Как тебе кажется, сложное искусство играет свою роль в углублении гражданского разрыва, который сейчас в России очевиднее некуда?

Опять вопрос: что есть сложность? В любом случае это не орнаментальность некоей условной new complexity, не обилие деталей и не сложность понимания и интерпретации. Может быть, это неожиданность, неординарность сформулированного взгляда на вещи? Возможность множества его толкований? Гройс говорил, что смысл существования современного искусства – указывать на проблему. Общественную, эстетическую. Стало быть, современно (и сложно) то искусство, которое пытается этим заняться независимо от его языка и которое берет на себя смелость вывести наблюдателя из привычной системы координат. Имеет ли это отношение к эстетике? Только косвенное. Мне кажется, что в холодной гражданской войне, которая сейчас идёт в России, споры идут вообще не про эстетику. Ненависть у тех, кто выстраивает в России культурную политику, вызывает само наличие рефлексии и дружба с реальностью. Потому что власть, кажется, все больше апеллирует к иррациональному. Чтобы поддерживать нынешнюю политику России, надо осознанно закрывать глаза на её неизбежные последствия.

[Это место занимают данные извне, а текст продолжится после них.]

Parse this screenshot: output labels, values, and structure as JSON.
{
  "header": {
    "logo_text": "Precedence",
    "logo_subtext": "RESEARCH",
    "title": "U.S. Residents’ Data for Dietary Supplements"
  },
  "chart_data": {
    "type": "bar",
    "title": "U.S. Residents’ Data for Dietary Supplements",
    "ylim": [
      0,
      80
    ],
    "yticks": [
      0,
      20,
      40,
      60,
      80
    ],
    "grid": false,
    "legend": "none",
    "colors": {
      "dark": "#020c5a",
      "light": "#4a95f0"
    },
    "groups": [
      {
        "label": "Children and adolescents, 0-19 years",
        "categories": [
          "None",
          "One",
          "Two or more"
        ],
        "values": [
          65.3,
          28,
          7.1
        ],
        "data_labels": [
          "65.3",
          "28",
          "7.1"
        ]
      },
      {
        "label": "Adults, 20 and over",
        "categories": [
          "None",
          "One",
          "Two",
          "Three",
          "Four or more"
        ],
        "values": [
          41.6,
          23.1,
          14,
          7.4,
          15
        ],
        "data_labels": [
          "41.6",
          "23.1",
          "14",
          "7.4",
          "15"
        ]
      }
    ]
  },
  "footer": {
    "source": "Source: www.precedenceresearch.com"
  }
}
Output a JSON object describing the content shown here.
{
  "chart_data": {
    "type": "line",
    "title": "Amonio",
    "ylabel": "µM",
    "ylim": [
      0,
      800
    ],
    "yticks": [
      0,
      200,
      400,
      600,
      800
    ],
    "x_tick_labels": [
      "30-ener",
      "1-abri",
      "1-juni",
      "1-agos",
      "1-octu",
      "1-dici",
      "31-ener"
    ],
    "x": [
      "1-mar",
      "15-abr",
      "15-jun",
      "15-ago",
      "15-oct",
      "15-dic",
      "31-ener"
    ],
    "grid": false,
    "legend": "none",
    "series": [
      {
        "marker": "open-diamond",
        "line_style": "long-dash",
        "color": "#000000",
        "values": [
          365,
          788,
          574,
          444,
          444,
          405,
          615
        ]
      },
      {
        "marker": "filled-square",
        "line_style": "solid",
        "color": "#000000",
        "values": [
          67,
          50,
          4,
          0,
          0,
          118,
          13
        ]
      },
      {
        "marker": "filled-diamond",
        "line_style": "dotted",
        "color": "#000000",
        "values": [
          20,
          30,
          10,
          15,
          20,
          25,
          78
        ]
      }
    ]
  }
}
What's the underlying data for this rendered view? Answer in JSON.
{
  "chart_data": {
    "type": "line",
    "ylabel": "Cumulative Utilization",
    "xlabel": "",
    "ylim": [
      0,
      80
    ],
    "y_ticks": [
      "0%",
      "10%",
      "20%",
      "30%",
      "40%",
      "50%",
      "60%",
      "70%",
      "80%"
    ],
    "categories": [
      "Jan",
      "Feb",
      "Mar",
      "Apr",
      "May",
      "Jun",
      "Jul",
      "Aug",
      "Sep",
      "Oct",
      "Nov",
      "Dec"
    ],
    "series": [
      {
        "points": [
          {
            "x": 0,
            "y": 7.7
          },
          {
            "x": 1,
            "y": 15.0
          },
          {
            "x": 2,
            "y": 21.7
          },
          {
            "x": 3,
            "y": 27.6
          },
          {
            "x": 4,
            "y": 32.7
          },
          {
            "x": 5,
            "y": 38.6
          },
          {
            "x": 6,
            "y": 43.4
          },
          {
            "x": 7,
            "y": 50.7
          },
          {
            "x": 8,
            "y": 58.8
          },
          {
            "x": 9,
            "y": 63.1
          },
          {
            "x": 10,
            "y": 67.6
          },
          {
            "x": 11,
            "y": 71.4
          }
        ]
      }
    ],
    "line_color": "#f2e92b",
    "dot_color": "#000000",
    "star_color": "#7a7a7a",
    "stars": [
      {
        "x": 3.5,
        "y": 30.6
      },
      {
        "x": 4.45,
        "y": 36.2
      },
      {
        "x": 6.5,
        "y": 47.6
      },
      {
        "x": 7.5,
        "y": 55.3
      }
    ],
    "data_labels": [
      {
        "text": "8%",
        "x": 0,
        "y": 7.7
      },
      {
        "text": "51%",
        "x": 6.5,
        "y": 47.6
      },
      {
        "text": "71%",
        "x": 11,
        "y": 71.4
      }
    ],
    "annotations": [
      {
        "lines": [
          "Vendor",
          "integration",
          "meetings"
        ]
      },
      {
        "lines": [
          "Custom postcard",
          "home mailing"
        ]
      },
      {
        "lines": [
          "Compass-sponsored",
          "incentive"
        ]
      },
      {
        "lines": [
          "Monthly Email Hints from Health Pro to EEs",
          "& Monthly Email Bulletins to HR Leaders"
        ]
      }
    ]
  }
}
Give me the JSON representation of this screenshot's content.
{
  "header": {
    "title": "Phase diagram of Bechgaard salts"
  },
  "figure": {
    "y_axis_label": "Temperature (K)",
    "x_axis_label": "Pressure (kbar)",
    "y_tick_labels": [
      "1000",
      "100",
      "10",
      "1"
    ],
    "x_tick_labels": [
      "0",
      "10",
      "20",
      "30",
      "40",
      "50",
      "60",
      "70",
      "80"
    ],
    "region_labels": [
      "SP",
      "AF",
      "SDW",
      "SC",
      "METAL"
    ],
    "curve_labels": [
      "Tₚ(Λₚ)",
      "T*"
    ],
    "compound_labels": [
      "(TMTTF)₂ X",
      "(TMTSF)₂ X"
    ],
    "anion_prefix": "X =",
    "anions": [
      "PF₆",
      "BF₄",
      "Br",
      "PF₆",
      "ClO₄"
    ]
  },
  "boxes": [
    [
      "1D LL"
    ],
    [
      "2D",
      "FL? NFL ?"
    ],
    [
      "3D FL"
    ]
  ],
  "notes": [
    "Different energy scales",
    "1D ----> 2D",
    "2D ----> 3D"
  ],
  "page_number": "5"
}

А именно этот игнор реальности и требуют от деятелей культуры в качестве доказательства лояльности. Именно поэтому наш министр культуры и рассматривает историю как поле конкурирующих пиар-стратегий. Люди, которые взывают к обычным законами логики, сегодня неизбежно оказываются врагами режима, при этом сложность их мышления или высказывания не имеет значения. Ярость, с которой пытаются расправиться с Гоголь-центром и Серебренниковым, связана не со сложностью его языка, а напротив, с тем, что независимое свободное высказывание у него облечено в форму совершенного, коммерчески успешного продукта. Бесит не оппозиционность, а именно успешность. Поэтому гражданский разрыв, если он и случится, будет происходить не между сторонниками простого и сложного, а между теми, кто ещё способен самостоятельно анализировать события, и теми, кто считает, что в Россию можно только верить.